In Canada, a third of the labour force was unemployed, many people relied on government relief to survive, and a network of camps opened across the country to provide work and room and board for the legion of unemployed young men.

In 1936, the elected republican government in Spain faced a military coup headed by General Francisco Franco, who was backed by the fascist governments in Italy and Germany. The republicans put out a plea for international help, and tens of thousands of idealistic young men and women from many countries flocked to Spain to fight fascism.

Western governments feared they would be radicalized and return home to foment revolution. In the spring of 1937, Canada joined other countries that made it illegal for their citizens to enlist in foreign wars.

Nonetheless, by mid-July, nearly 1,600 Canadian volunteers had gone to Spain to fight with the republications. At least 400 died there. The Canadians joined various international brigades, but collectively were known as the Mackenzie-Papineau Battalion, or Mac-Paps, named after leaders of Canadian rebellions in Upper and Lower Canada a century earlier.

The volunteers were for the most part working class—unemployed miners, loggers and farmers. Perhaps the most famous to serve was Norman Bethune, who with nurse Rosaleen Ross, operated a mobile blood-transfusion service.

The Mac-Paps fought in five major campaigns. The casualty rate was atrocious, for the republicans generally, and the international brigades particularly. They were hobbled by a lack of weapons, war materials and supplies. It has been said that by the time they were honourably discharged by the Spanish government in 1938, among the hundreds of wounded, there were only 35 Mac-Paps left on their feet.

Under blockade by Western governments, the republicans lost, no match for the high-tech weaponry, tanks and aircraft and 100,000 experienced troops contributed by the fascist governments in Germany and Italy.

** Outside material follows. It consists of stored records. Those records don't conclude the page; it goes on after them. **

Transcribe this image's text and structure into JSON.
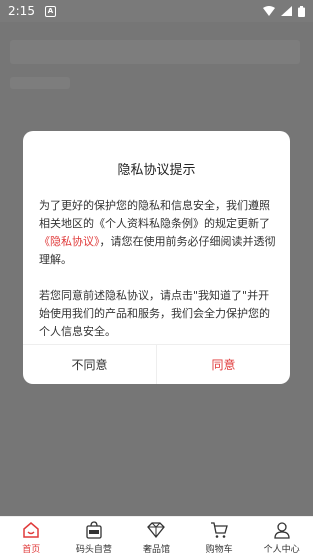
{
  "status": {
    "time": "2:15",
    "notif": "A"
  },
  "dialog": {
    "title": "隐私协议提示",
    "para1_before": "为了更好的保护您的隐私和信息安全，我们遵照相关地区的《个人资料私隐条例》的规定更新了",
    "para1_link": "《隐私协议》",
    "para1_after": "，请您在使用前务必仔细阅读并透彻理解。",
    "para2": "若您同意前述隐私协议，请点击\"我知道了\"并开始使用我们的产品和服务，我们会全力保护您的个人信息安全。",
    "disagree": "不同意",
    "agree": "同意"
  },
  "nav": {
    "home": "首页",
    "wharf": "码头自营",
    "luxury": "奢品馆",
    "cart": "购物车",
    "profile": "个人中心"
  },
  "colors": {
    "accent": "#e03a3a",
    "overlay": "#767676"
  }
}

When they returned home, Mac-Pap survivors were treated with suspicion, their allegiance questioned.  Although they had fought fascism in the 1930s, many had trouble enlisting to fight fascism in the Second World War. Intelligence dossiers were kept on many throughout their lives.

Scattered across the country are stones, stelae and statues to the memory of the Mac-Paps. In 2001, a national monument containing all their names was erected in Ottawa at Green Island Park on Sussex Drive.

Jules Paivio, an architect and educator who fought for decades for recognition for his comrades, was the last of the Mackenzie-Papineau Battalion and died in 2013 at the age of 97, in Sudbury, Ont.

“The main thing was a terrible fear of fascism taking over,” he said in a CBC interview. “I didn’t expect to come back…but it seemed a worthwhile thing.”